In our study, we used CD3+ T cells, instead of purified CD8+ CTLs only, to investigate the performance of CAR because CD4+ T cells have been shown to augment the function of CD8+ T cells. The results of our EGFRvIII-bearing mouse model demonstrates that CD3+ T cells transduced with EGFRvIII/CAR have significantly higher antitumor activity than the T cells in control groups, which supports the theory that adoptive transfer of mixed populations of antigen-specific CD8+ and CD4+ T cells promotes overall antitumor immunity. With regards to the administration route of T cells, both intratumor injection and venous injection show similar efficacy. For clinical purpose, engraftment of adoptively transferred T cells in host is a major challenge for achieving therapeutic benefit. Ongoing studies are exploring optimal combinations of costimulatory molecules and T cell subsets with long-term cytotoxicity [24]. Also, most of mice in groups of the EGFRvIII/CAR+ T cells and GFP+ T cells suffered from graft versus host diseases (GVHD) to some extent.
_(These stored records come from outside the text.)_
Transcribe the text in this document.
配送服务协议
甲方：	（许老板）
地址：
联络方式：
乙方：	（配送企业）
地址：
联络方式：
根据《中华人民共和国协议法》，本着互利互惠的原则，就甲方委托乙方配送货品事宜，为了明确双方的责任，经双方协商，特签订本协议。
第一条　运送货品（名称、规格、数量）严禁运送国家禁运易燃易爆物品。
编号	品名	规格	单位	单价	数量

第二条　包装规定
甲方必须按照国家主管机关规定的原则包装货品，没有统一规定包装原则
The symptoms of GVHD usually started 5 weeks after T cells infusion, including less activity, ruffled fur, skin rash, hunched back and weight loss. The lethality due to the transfusion-associated GVHD was rare and there was no difference between mice treated with EGFRvIII/CAR+ T cells and GFP+ T cells with regard to the severity of GVHD.

Conclusion

Our study demonstrates that the EGFRvIII/CAR-modified T cells are capable of destroying glioma cells efficiently in an EGFRvIII specific manner and release IFN-γ in an antigen dependent manner. The specific recognition and effective killing activity of the EGFRvIII-directed T cells with ICOS signaling domain provides a basis for further studies in clinical application of cancer treatment.